Yes. strace is buggy. This nearly killed me, I forgot everything
I knew about strace's sources. But I am very sure my analysis is
correct even if I misunderstood some details in setbpt/clearbpt.
1. A tracee calls vfork(). This syscall has no arguments, it can
enter the kernel with the random value in rdi register. Let's
denote rdi = RDI_RANDOM.
2. Before the tracee actually calls vfork(), it reports this
syscall to strace.
3. strace does setbpt(), "case SYS_vfork" transforms this syscall
into clone(CLONE_PTRACE|SIGCHLD). Note: it changes ->orig_ax from
__NR_vfork to __NR_clone, and it changes arg0 (rdi) from RDI_RANDOM
to clone_flags = CLONE_PTRACE|SIGCHLD.
But! it also records the old value of the unused arg0 (rdi) in
tcp->inst. Again, this is RDI_RANDOM.
4. The tracee receives a signal (SIGCHLD in this case).
5. strace resumes the tracee. The tracee calls copy_process()
which fails with ERESTARTNOINTR. The tracee reports syscall_exit
6. strace does clearbpt() which restores rdi = RDI_RANDOM.
But! it does _not_ change ->orig_ax/scno! it is still equal
to __NR_clone, not __NR_vfork.
7. Eventually the tracee restarts the syscall, but this time it
does clone(RDI_RANDOM), and this is what we see in the logs.
It calls clone() because orig_ax/scno was not restored by
clearbpt(), it passes the "random" clone_flags because
suddenly rdi becomes the first argument of this syscall.

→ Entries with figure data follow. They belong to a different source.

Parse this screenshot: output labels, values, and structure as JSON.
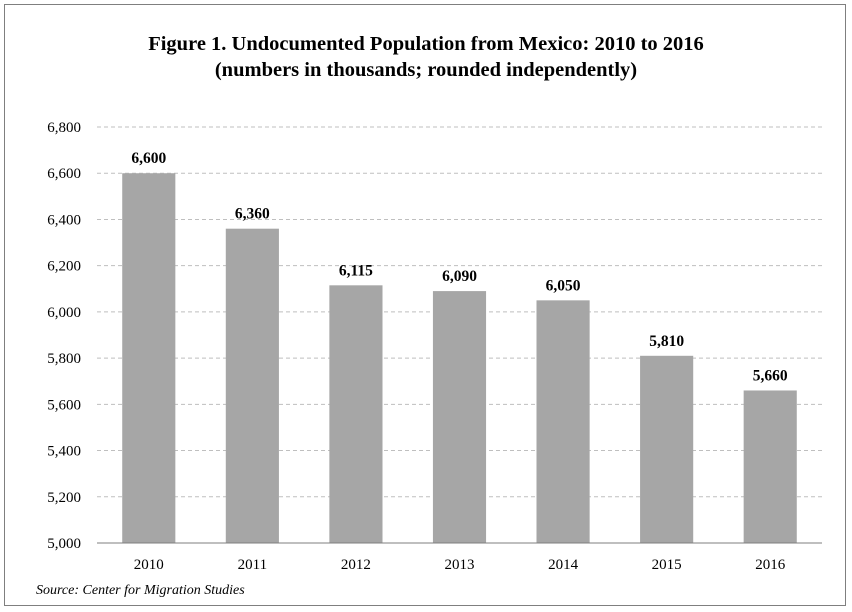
{
  "chart_data": {
    "type": "bar",
    "title": "Figure 1. Undocumented Population from Mexico: 2010 to 2016",
    "subtitle": "(numbers in thousands; rounded independently)",
    "categories": [
      "2010",
      "2011",
      "2012",
      "2013",
      "2014",
      "2015",
      "2016"
    ],
    "values": [
      6600,
      6360,
      6115,
      6090,
      6050,
      5810,
      5660
    ],
    "data_labels": [
      "6,600",
      "6,360",
      "6,115",
      "6,090",
      "6,050",
      "5,810",
      "5,660"
    ],
    "ylim": [
      5000,
      6800
    ],
    "yticks": [
      5000,
      5200,
      5400,
      5600,
      5800,
      6000,
      6200,
      6400,
      6600,
      6800
    ],
    "ytick_labels": [
      "5,000",
      "5,200",
      "5,400",
      "5,600",
      "5,800",
      "6,000",
      "6,200",
      "6,400",
      "6,600",
      "6,800"
    ],
    "xlabel": "",
    "ylabel": "",
    "grid": true,
    "legend": "none",
    "source": "Source:  Center for Migration Studies",
    "colors": {
      "bar": "#a6a6a6",
      "grid": "#bfbfbf",
      "axis": "#7f7f7f",
      "frame": "#7f7f7f"
    }
  }
}
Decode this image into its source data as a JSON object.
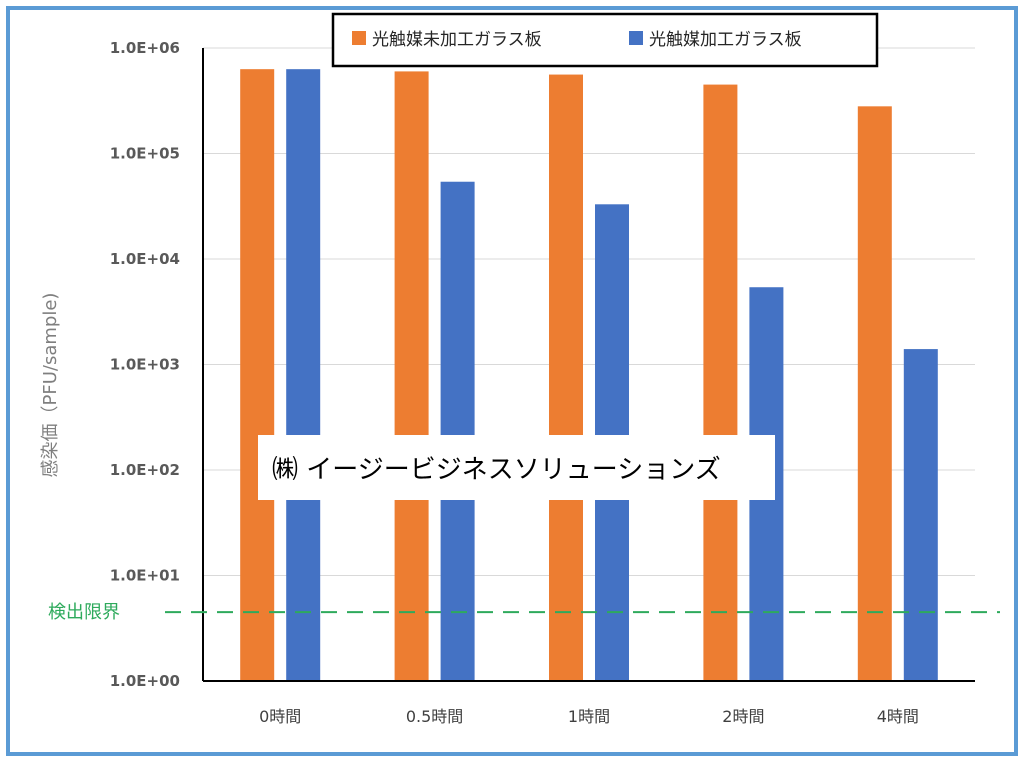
{
  "chart_data": {
    "type": "bar",
    "ylabel": "感染価（PFU/sample)",
    "y_scale": "log",
    "ylim": [
      1,
      1000000
    ],
    "y_ticks": [
      "1.0E+00",
      "1.0E+01",
      "1.0E+02",
      "1.0E+03",
      "1.0E+04",
      "1.0E+05",
      "1.0E+06"
    ],
    "grid": true,
    "legend_position": "top-right",
    "categories": [
      "0時間",
      "0.5時間",
      "1時間",
      "2時間",
      "4時間"
    ],
    "series": [
      {
        "name": "光触媒未加工ガラス板",
        "values": [
          630000,
          600000,
          560000,
          450000,
          280000
        ]
      },
      {
        "name": "光触媒加工ガラス板",
        "values": [
          630000,
          54000,
          33000,
          5400,
          1400
        ]
      }
    ],
    "detection_limit": {
      "label": "検出限界",
      "value": 4.5
    }
  },
  "colors": {
    "series": [
      "#ed7d31",
      "#4472c4"
    ],
    "detection_line": "#2eaa5c",
    "frame": "#5b9bd5"
  },
  "watermark": "㈱ イージービジネスソリューションズ"
}
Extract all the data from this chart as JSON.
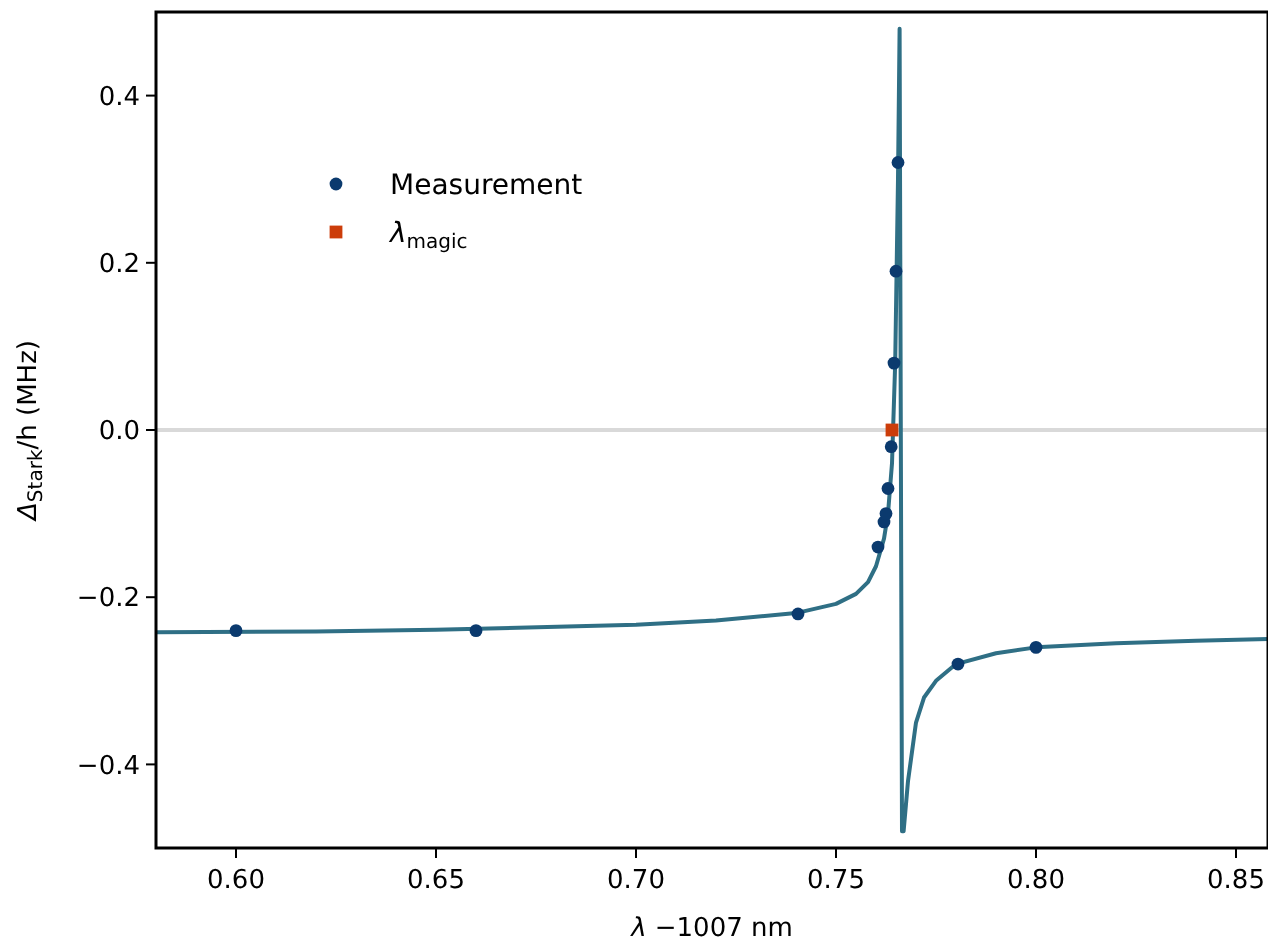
{
  "chart_data": {
    "type": "scatter",
    "xlabel": "λ −1007 nm",
    "ylabel": "Δ$_{Stark}$/h (MHz)",
    "xlim": [
      0.58,
      0.858
    ],
    "ylim": [
      -0.5,
      0.5
    ],
    "xticks": [
      {
        "value": 0.6,
        "label": "0.60"
      },
      {
        "value": 0.65,
        "label": "0.65"
      },
      {
        "value": 0.7,
        "label": "0.70"
      },
      {
        "value": 0.75,
        "label": "0.75"
      },
      {
        "value": 0.8,
        "label": "0.80"
      },
      {
        "value": 0.85,
        "label": "0.85"
      }
    ],
    "yticks": [
      {
        "value": -0.4,
        "label": "−0.4"
      },
      {
        "value": -0.2,
        "label": "−0.2"
      },
      {
        "value": 0,
        "label": "0.0"
      },
      {
        "value": 0.2,
        "label": "0.2"
      },
      {
        "value": 0.4,
        "label": "0.4"
      }
    ],
    "grid": false,
    "legend": "top left",
    "ref_lines": [
      {
        "axis": "y",
        "value": 0,
        "color": "#d9d9d9"
      }
    ],
    "series": [
      {
        "type": "line",
        "color": "#2f6f85",
        "marker": "none",
        "x": [
          0.58,
          0.62,
          0.65,
          0.7,
          0.72,
          0.74,
          0.75,
          0.755,
          0.758,
          0.76,
          0.762,
          0.763,
          0.764,
          0.7648,
          0.7655,
          0.7659,
          0.7665,
          0.7669,
          0.768,
          0.77,
          0.772,
          0.775,
          0.78,
          0.79,
          0.8,
          0.82,
          0.84,
          0.858
        ],
        "values": [
          -0.242,
          -0.241,
          -0.239,
          -0.233,
          -0.228,
          -0.219,
          -0.208,
          -0.196,
          -0.182,
          -0.163,
          -0.13,
          -0.1,
          -0.04,
          0.08,
          0.3,
          0.48,
          -0.48,
          -0.48,
          -0.42,
          -0.35,
          -0.32,
          -0.3,
          -0.28,
          -0.267,
          -0.26,
          -0.255,
          -0.252,
          -0.25
        ]
      },
      {
        "name": "Measurement",
        "color": "#0b3a6e",
        "marker": "circle",
        "x": [
          0.6,
          0.66,
          0.7405,
          0.7605,
          0.762,
          0.7625,
          0.763,
          0.7638,
          0.7645,
          0.765,
          0.7655,
          0.7805,
          0.8
        ],
        "values": [
          -0.24,
          -0.24,
          -0.22,
          -0.14,
          -0.11,
          -0.1,
          -0.07,
          -0.02,
          0.08,
          0.19,
          0.32,
          -0.28,
          -0.26
        ]
      },
      {
        "name": "λ$_{magic}$",
        "color": "#cc3d0a",
        "marker": "square",
        "x": [
          0.764
        ],
        "values": [
          0
        ]
      }
    ]
  }
}
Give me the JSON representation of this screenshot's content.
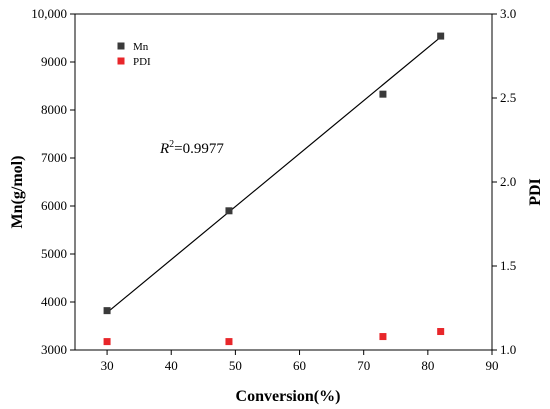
{
  "chart_data": {
    "type": "scatter",
    "x": [
      30,
      49,
      73,
      82
    ],
    "xlabel": "Conversion(%)",
    "xlim": [
      25,
      90
    ],
    "xticks": [
      30,
      40,
      50,
      60,
      70,
      80,
      90
    ],
    "ylabel": "Mn(g/mol)",
    "ylim": [
      3000,
      10000
    ],
    "yticks": [
      3000,
      4000,
      5000,
      6000,
      7000,
      8000,
      9000,
      10000
    ],
    "ytick_labels": [
      "3000",
      "4000",
      "5000",
      "6000",
      "7000",
      "8000",
      "9000",
      "10,000"
    ],
    "y2label": "PDI",
    "y2lim": [
      1.0,
      3.0
    ],
    "y2ticks": [
      1.0,
      1.5,
      2.0,
      2.5,
      3.0
    ],
    "y2tick_labels": [
      "1.0",
      "1.5",
      "2.0",
      "2.5",
      "3.0"
    ],
    "series": [
      {
        "name": "Mn",
        "axis": "left",
        "color": "#3a3a3a",
        "values": [
          3820,
          5900,
          8330,
          9540
        ]
      },
      {
        "name": "PDI",
        "axis": "right",
        "color": "#e8262a",
        "values": [
          1.05,
          1.05,
          1.08,
          1.11
        ]
      }
    ],
    "fit_line": {
      "series": "Mn",
      "x": [
        30,
        82
      ],
      "y": [
        3780,
        9520
      ]
    },
    "annotation": {
      "base": "R",
      "sup": "2",
      "rest": "=0.9977"
    },
    "legend_position": "top-left",
    "grid": false
  }
}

I am changing the component.
Thanks, that analysis looks sound to me.
Note that upstream strace is on the verge of switching to using PTRACE_O_TRACEVFORK et al instead of the syscall-changing hackery. So it could see this failure mode disappear without the actual bug having been fixed. But since it will continue to support the old method for ancient kernels, it still deserves a fix upstream, though that is not really a Fedora concern.
Fixed upstream by commit 55980f5b72000406e3fd843b098b5c1328a21e45.
This code is not triggered on Fedora anyway because we use PTRACE_O_TRACEVFORK.
strace-4.8-1.fc19 has been submitted as an update for Fedora 19.
strace-4.8-1.fc19 has been pushed to the Fedora 19 stable repository. If problems still persist, please make note of it in this bug report.